Considerando, que de lo antes expuesto queda comprobado que los referidos cheques fueron presentados y protestados fuera del plazo de los dos (2) meses a que se refiere el artículo 41 de la mencionada ley, que, en tales condiciones, no procede la acción penal contra el librador, aunque se haya librado sin tener fondos para cubrirlo, porque su obligación de pagar el cheque por esta vía se extinguió, al tenor de las legislaciones mencionadas, por lo que no puede ser pasible de ser condenado por violación a dicha ley, siendo oportuno realizar el cobro de la deuda por otra instancia, en consecuencia se anula totalmente la impugnada decisión, y esta Segunda Sala en virtud el artículo 422.2.1 del Código Procesal Penal, en base a los hechos fijados por el tribunal de fondo, procede a dictar su propia decisión;

Considerando, que cuando la sentencia es casada por la inobservancia de reglas procesales cuyo cumplimiento esté a cargo de los jueces, las costas pueden ser compensadas.
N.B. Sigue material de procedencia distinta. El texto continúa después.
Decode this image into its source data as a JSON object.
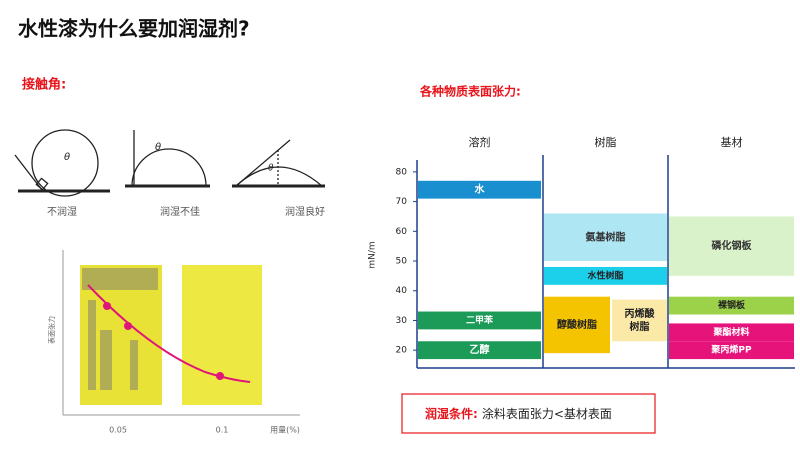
{
  "header": {
    "title": "水性漆为什么要加润湿剂?"
  },
  "contact_angle": {
    "heading": "接触角:",
    "theta": "θ",
    "cases": [
      "不润湿",
      "润湿不佳",
      "润湿良好"
    ],
    "plot": {
      "y_label": "表面张力",
      "x_label": "用量(%)",
      "xticks": [
        "0.05",
        "0.1"
      ]
    }
  },
  "range_chart": {
    "heading": "各种物质表面张力:",
    "y_label": "mN/m",
    "ylim": [
      14,
      84
    ],
    "yticks": [
      80,
      70,
      60,
      50,
      40,
      30,
      20
    ],
    "columns": [
      "溶剂",
      "树脂",
      "基材"
    ],
    "bars": [
      {
        "lines": [
          "水"
        ],
        "column": 0,
        "low": 71,
        "high": 77,
        "color": "#1a8fcf",
        "text_color": "#ffffff"
      },
      {
        "lines": [
          "二甲苯"
        ],
        "column": 0,
        "low": 27,
        "high": 33,
        "color": "#1b9a58",
        "text_color": "#ffffff"
      },
      {
        "lines": [
          "乙醇"
        ],
        "column": 0,
        "low": 17,
        "high": 23,
        "color": "#1b9a58",
        "text_color": "#ffffff"
      },
      {
        "lines": [
          "氨基树脂"
        ],
        "column": 1,
        "low": 50,
        "high": 66,
        "color": "#aee6f3",
        "text_color": "#333333"
      },
      {
        "lines": [
          "水性树脂"
        ],
        "column": 1,
        "low": 42,
        "high": 48,
        "color": "#1ccfea",
        "text_color": "#222222"
      },
      {
        "lines": [
          "醇酸树脂"
        ],
        "column": 1,
        "low": 19,
        "high": 38,
        "color": "#f5c400",
        "text_color": "#222222",
        "part": 0
      },
      {
        "lines": [
          "丙烯酸",
          "树脂"
        ],
        "column": 1,
        "low": 23,
        "high": 37,
        "color": "#fbe9a8",
        "text_color": "#222222",
        "part": 1
      },
      {
        "lines": [
          "磷化钢板"
        ],
        "column": 2,
        "low": 45,
        "high": 65,
        "color": "#d9f2c9",
        "text_color": "#333333"
      },
      {
        "lines": [
          "裸钢板"
        ],
        "column": 2,
        "low": 32,
        "high": 38,
        "color": "#9bd24a",
        "text_color": "#222222"
      },
      {
        "lines": [
          "聚酯材料"
        ],
        "column": 2,
        "low": 23,
        "high": 29,
        "color": "#e6137b",
        "text_color": "#ffffff"
      },
      {
        "lines": [
          "聚丙烯PP"
        ],
        "column": 2,
        "low": 17,
        "high": 23,
        "color": "#e6137b",
        "text_color": "#ffffff"
      }
    ]
  },
  "condition": {
    "label": "润湿条件:",
    "text": "涂料表面张力<基材表面"
  }
}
Por tales motivos, Primero: Declara con lugar el recurso de casación interpuesto por G.S.S., contra la sentencia núm. 0131-TS-2011, dictada por la Tercera Sala de la Cámara Penal de la Corte de Apelación del Distrito Nacional el 7 de octubre de 2011, cuyo dispositivo se encuentra copiado en parte anterior de esta decisión; Segundo: Anula totalmente dicha decisión, dictando directamente la sentencia y pronuncia el descargo puro y simple del recurrente de la imputada violación, por las razones expuestas anteriormente; Tercero: Compensa las costas; Cuarto: Ordena a la secretaría general de esta Suprema Corte de Justicia notificar a las partes la presente decisión.

Firmado: M.C.G.B., E.E.A.C., A.A.M.S., F.E.S.S., H.R., G.A., Secretaria General.

La presente sentencia ha sido dada y firmada por los señores Jueces que figuran en su encabezamiento, en la audiencia pública del día, mes y año en él expresados, y fue firmada, leída y publicada por mí, Secretaria General, que certifico.